First, let’s consider the scenario where we want to reduce the rate of down-scaling. We can accomplish this by configuring a policy that scales in smaller increments:

$ cat << EOF | kubectl apply -f -
---
kind: HorizontalPodAutoscaler
apiVersion: autoscaling/v2
metadata:
  name: query-cpu-hpa
spec:
  scaleTargetRef:
    apiVersion: couchbase.com/v2
    kind: CouchbaseAutoscaler
    name: query.scale-couchbase-cluster
  behavior:
    scaleUp:
      stabilizationWindowSeconds: 30
      policies:
      - type: Pods
        value: 1
        periodSeconds: 15
    scaleDown:
      stabilizationWindowSeconds: 60
      policies:
      - type: Pods
        value: 1 (1)
        periodSeconds: 60
      selectPolicy: Min (2)
  minReplicas: 2
  maxReplicas: 6
  metrics:
  - type: Resource
    resource:
      name: cpu
      target:
        type: Utilization
        averageUtilization: 70
EOF

1	This policy specifies that the HPA will only make scale-down recommendations in increments of one replica.
2	Setting policy selection to `Min` tells the HPA to always select the policy that results in the least amount of down-scaling.

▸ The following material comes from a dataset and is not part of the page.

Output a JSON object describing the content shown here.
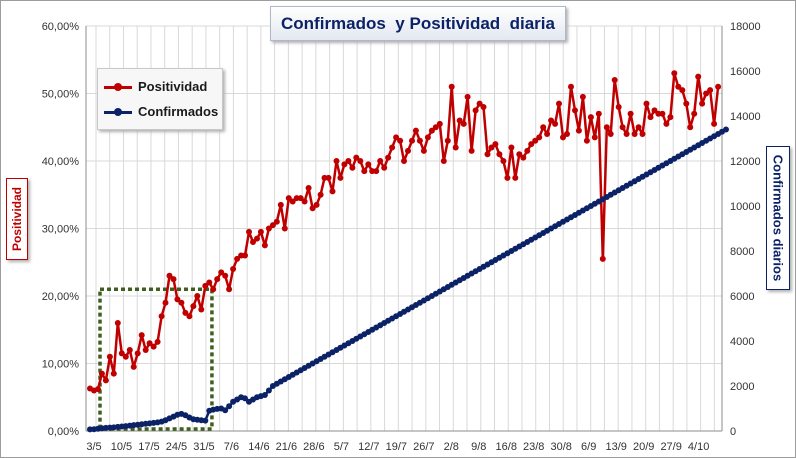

To see this configuration in action, run the above command to apply it to the existing HorizontalPodAutoscaler resource, and then repeat Apply Query Workload. You can monitor the pods and see them drop back down eventually to their starting point at a rate of one replica per minute.

If you want to try disabling down-scaling completely, you can instead set policy selection to Disabled:

$ cat << EOF | kubectl apply -f -
---
kind: HorizontalPodAutoscaler
apiVersion: autoscaling/v2
metadata:
  name: query-cpu-hpa
spec:
  scaleTargetRef:
    apiVersion: couchbase.com/v2
    kind: CouchbaseAutoscaler
    name: query.scale-couchbase-cluster
  behavior:
    scaleUp:
      stabilizationWindowSeconds: 30
      policies:
      - type: Pods
        value: 1
        periodSeconds: 15
    scaleDown:
      stabilizationWindowSeconds: 60
      policies:
      - type: Pods
        value: 1
        periodSeconds: 60
      selectPolicy: Disabled (1)
  minReplicas: 2
  maxReplicas: 6
  metrics:
  - type: Resource
    resource:
      name: cpu
      target:
        type: Utilization
        averageUtilization: 70
EOF

1	Disabling down-scaling means that the cluster only ever scales up. This can be useful when sizing it to a maximum load and to keep it there.

To see this configuration in action, run the above command to apply it to the existing HorizontalPodAutoscaler resource, and then repeat Apply Query Workload. You can monitor the pods and see them scale up, after the workload generator finishes its run, the number of pods will never scale down.

Cleaning up

Running the commands in this section will uninstall all of the resources that were created during the course of this tutorial.

Remove workload jobs:

$ kubectl delete jobs travel-sample-dataset n1qlgen-1

Delete the HPA:

$ kubectl delete hpa query-cpu-hpa

Uninstall both the Kubernetes Operator and Couchbase cluster by deleting the Helm release:

$ helm delete scale

Remove the scheduling tolerance that we applied for the workload generator:

$ APP_NODE=$(kubectl get nodes | grep Ready | head -1  | awk '{print $1}')

$ kubectl taint nodes $APP_NODE type=app:NoSchedule-

Conclusion

You will very likely need to do some experimentation before settling on a particular metric and target value that makes sense for your workload objectives. Refer to Couchbase Cluster Auto-scaling Best Practices for additional guidance when determining the best target value for CPU utilization when scaling Query Service nodes.